Postet hier eure Autos mit denen ihr eure Bikes transpotierts !!!


Viel spaß !!

----------


## Marvin Tille

wenn man kein eigenes "Automobil" hat wat dann ?  dat von den Eldern  :Confused:      Räder werden ja auch damit transportiert  :Mr. Orange:

----------


## dört

ok .... mein roadtrip-mobil  :Mr. Yellow:

----------


## Lordz

goil

Ja alles her , hab ja selber auch noch keines , nimm auch immer des vom Papa !!!  :Big Grin:

----------


## JackTheRipper

hier mein transporter:
www.korntravel.de/Fuesse.JPG

----------


## trauco

hm, hab zwar erst ab jänner meinen schein aber schon mal im vorraus die zukünftigen bike mobile...

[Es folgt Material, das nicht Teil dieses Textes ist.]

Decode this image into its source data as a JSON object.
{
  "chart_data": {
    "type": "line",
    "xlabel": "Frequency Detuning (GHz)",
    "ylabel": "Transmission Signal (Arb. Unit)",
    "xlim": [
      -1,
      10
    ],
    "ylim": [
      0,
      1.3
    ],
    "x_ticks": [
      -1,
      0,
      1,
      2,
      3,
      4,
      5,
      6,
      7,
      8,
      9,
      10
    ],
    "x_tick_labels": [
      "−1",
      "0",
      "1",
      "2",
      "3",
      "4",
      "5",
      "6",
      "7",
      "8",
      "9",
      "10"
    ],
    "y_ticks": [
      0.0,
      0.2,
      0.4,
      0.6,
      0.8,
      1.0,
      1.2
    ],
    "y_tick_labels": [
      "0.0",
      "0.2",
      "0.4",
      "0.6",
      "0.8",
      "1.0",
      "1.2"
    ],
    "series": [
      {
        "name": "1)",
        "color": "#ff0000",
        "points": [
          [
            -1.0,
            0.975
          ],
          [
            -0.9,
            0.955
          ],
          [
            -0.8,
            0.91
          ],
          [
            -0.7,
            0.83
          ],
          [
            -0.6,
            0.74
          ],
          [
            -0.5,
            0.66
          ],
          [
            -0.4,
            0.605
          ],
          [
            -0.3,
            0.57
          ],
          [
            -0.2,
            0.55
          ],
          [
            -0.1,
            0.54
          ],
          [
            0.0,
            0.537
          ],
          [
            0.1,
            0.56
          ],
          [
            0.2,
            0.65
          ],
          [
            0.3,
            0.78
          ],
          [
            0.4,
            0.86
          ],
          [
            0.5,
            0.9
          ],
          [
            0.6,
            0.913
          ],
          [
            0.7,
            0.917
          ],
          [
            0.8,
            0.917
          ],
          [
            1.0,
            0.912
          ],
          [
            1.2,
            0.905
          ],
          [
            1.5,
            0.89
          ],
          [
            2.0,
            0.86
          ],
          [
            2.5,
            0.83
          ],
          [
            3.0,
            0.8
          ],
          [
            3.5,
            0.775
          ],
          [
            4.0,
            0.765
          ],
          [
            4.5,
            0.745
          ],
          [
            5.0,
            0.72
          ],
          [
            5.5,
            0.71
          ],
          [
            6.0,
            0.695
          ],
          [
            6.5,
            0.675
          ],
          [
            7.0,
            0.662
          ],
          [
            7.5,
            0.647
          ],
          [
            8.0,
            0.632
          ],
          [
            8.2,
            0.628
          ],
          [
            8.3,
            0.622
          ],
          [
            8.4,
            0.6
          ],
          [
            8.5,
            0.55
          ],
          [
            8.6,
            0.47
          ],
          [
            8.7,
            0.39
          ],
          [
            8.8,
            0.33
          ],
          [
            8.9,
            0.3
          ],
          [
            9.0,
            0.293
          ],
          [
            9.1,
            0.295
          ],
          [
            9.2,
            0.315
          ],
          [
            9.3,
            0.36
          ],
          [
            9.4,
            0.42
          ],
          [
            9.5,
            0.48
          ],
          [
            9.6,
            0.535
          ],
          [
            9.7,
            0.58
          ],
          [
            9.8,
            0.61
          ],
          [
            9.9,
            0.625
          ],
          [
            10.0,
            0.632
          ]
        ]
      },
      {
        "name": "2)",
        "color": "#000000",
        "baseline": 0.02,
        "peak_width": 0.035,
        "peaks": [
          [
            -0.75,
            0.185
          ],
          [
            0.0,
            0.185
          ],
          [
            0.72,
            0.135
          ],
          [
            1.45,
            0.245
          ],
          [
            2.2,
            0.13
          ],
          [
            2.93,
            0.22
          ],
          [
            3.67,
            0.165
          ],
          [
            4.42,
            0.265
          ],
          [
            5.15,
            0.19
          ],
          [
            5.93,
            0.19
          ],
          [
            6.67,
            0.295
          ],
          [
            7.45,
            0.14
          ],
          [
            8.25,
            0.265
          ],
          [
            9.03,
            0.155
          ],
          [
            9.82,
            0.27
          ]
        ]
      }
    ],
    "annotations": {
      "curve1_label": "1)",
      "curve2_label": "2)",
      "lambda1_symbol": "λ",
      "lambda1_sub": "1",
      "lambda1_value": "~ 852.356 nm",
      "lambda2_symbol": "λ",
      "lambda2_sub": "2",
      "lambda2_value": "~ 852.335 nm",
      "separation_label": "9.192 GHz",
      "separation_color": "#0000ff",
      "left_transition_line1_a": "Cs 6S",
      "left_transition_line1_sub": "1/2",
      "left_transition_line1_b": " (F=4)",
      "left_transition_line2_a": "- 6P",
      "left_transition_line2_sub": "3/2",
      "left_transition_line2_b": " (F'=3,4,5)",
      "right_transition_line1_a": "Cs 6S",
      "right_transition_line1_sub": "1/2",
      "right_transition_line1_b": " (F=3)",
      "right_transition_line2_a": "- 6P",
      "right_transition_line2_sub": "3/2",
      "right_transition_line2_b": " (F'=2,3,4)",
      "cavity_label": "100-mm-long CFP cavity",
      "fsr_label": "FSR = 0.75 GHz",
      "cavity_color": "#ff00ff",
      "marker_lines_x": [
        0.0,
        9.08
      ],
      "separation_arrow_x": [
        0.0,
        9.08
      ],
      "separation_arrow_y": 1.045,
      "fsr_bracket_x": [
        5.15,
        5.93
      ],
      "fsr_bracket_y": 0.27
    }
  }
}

an den bus kommt noch ein anhänger für die bikes und parts damit is es dann perfekt für roadtrips, für dei eintägigen sachen der kleine mit dem baumax radträger  :Big Grin: 

i freu mi scho auf die erte ausfahrt ohne eltern  :Big Grin: 

lg

----------


## Marvin Tille

zu Fuß ?
dann doch wohl lieber das Radel  :Wink:    nur so als Tipp  :Exclaim:   :Wall Bash:

----------


## trauco

man darf doch noch träumen...www.stevejohnsonracing.com/sale.htm  :Wink: lg

----------


## JackTheRipper

> zu Fuß ?
> dann doch wohl lieber das Radel    nur so als Tipp


aja...und wie wird dein radl angetrieben wenn ich fragen darf? elektromotor?

mein eigentlicher transporter...der grüne unterm regenbogen. oder "noch" der meiner eltern.

----------


## Marvin Tille

> aja...und wie wird dein radl angetrieben wenn ich fragen darf? elektromotor?



ne benzin  :Evil:   :Way To Go:

----------


## fahne

> man darf doch noch träumen...
> 
> www.stevejohnsonracing.com/sale.htm


und was willste damit transportieren? eine fregatte?

----------


## Lordz

motocross +g+

----------


## fahne

schon klar, wollte bloss auf die fürs fahrrad völlig überzogene größe anspielen  :Smile:  

die hütte dahinter wär auch nich schlecht

----------


## Lordz

naja wenn die fangemeinde mitkommt , dann sollte schon ausreichend platz vorhanden sein ! :Mr. Yellow:   :Mr. Yellow:

----------


## dolcho

fahne...du vergisst die Bierfässer die brauchen Platz...
und natürlcih die ganzen Ersatzgabeln / Rahmen die man so braucht pro Tag  :Smile: 

achja...oder gleich in der Richtung:
www.stevebruhn.com/News06/SX16/TFS_8464.jpg

----------


## bAd_taSte

Wie brutal geht ihr denn mit euren Bikes um??  :EEK!:  ts ts ts...
So muss das:  :Wink:

----------


## mankra

Heute bei einem Tuningtreffen gesehen, soetwas hat auch Stil:

----------


## Marvin Tille

die Felgen passen mal voll dazu  :Wink:  
GEIL  :EEK!:

----------


## incredibledave

heckmotor-vw nur mit aggregat aus zuffenhausen !

porsche war in den 80ern die erste firma die den bulli mit leistung ausgestattet hat. bei den testfahhrten in marokko kamen die supportwagen aus wolfsburg nicht mit  :Wink: 

aber schönes auto  :Smile:

----------


## matthias

nur mal so ne frage, evtl kenn des ding ja wer und kann mir dazu was sagen  :Wink: 
nachdem meine mutter mei kupplung endgültig gekillt hat und ich soweiso demnächst a neues mobil gebraucht hätte, könnt ich jetzt sehhhr günstig an folgendes kommen:

Lancia Phedra Emblema 2,2 JTD 16V DPF
Diesel , 2179 ccm, 128 PS

Kilometerstand 	ca.70.000 km     

kennt wer des ding ca.? wie zuverlässig is lancia allgemein, bekannte rostprobleme?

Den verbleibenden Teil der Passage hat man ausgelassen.